Der spanische Aktionskünstler Santiago Sierra ließ die Buchstaben des Wortes „Kapitalism“ in wütenden Aktionen zerstören – von Flammen, Hämmern und Schweinen.
Widerspruch oder Ärger sind durchaus vorgesehen in der Inszenierung, für das „raumlaborberlin“ eine markante Ausstellungsarchitektur mit Treppen, Bänken und Gerüsten gebaut hat – zum Verweilen nach Lust und Interesse, falls das erlaubt sein wird. Da sieht man Beuys 1970 im Luchsfellmantel („Transsibirische Eisenbahn“), wie er Bilder im Lousiana Museum Kopenhagen umgekehrt an die Wand nagelt, um endgültig die Malerei zu überwinden, und gegenüber dokumentieren Fotos und Videos eine Politaktion der Amerikanerin Suzanne Lacy 2018 in Irland, wo sie Einwohner mit Worten und gelber Farbe die schicksalhafte Grenze zwischen den Landesteilen reflektieren ließ.
Ein Künstler als Kämpfer
Alles hängt hier mit allem zusammen. Der buddhistische Lehrer und Mönch Thich Nhat Hanh empfiehlt der US-Talkqueen Ophra Winfrey, zum Atmen zurückkehren und „to be in that moment deeply“, tief im Moment zu sein, während sich Beuys um die Ecke bei einem „Boxkampf für direkte Demokratie durch Volksabstimmung“ bei der Documenta 1972 mit Abraham David Christian-Moebuss schlägt. „Ich bin überhaupt kämpferisch“ ist das zugeordnete Zitat. Als Ringrichter agiert übrigens sein Mitstreiter Anatol, jener bärenstarke Künstler, Handwerker und Polizist, der den verehrten Meister ein Jahr später im selbstgeschnitzten Einbaum quer über den Rhein ruderte und noch berühmter machte.

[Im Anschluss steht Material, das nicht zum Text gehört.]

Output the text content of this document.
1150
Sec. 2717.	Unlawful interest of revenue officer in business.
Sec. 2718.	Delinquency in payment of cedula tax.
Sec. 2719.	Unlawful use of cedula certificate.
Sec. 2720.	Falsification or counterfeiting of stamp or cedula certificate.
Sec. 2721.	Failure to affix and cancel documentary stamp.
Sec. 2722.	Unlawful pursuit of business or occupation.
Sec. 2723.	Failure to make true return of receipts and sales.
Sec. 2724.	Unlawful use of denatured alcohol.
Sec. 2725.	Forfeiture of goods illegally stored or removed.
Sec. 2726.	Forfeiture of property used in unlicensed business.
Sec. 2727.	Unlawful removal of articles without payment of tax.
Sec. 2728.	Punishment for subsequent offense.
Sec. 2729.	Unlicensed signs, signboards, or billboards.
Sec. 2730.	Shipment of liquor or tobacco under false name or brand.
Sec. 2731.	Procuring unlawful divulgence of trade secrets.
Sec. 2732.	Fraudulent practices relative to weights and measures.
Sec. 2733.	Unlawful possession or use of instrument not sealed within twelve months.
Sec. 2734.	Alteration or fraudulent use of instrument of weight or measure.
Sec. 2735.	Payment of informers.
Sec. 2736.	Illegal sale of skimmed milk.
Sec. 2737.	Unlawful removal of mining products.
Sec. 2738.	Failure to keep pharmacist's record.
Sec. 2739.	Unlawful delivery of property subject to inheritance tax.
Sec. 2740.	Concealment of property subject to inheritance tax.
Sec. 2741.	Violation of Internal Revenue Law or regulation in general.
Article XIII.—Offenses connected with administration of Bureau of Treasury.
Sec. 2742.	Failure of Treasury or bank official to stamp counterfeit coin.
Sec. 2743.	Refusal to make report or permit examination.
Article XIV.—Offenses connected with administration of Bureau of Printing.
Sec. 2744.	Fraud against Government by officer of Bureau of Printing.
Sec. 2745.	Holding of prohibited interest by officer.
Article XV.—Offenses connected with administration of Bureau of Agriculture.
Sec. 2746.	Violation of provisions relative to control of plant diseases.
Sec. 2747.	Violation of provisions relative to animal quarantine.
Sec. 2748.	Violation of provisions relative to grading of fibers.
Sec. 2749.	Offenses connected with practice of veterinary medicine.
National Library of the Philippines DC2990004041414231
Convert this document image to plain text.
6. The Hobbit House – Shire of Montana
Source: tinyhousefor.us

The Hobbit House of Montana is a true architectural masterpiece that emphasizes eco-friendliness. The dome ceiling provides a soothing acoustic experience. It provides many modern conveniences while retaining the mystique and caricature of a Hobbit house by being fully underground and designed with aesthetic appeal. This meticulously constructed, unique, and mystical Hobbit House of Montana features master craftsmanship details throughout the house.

Kein Werk von Beuys, sondern eine Installation der Britin Phyllida Barlow: „STREET Untitled: banners“ von 2010.
Ein gewaltiges Feld von Zementblöcken, mit bunten Stoffen beflaggt, erinnert an eine Demo für Ungewisses („Street“) und sehr entfernt auch an Basaltsteine, die Beuys verteilt hat. Die Tapisserie der polnischen Konzeptkünstlerin Goshka Macuga zeigt Leute im Kostüm bedrohter Tiere im kahlen Wald, denn Beuys, der sich früh für die Grünen engagierte und sogar für die neue Partei kandidierte, wäre heute gewiss ganz vorn in der Umweltbewegung.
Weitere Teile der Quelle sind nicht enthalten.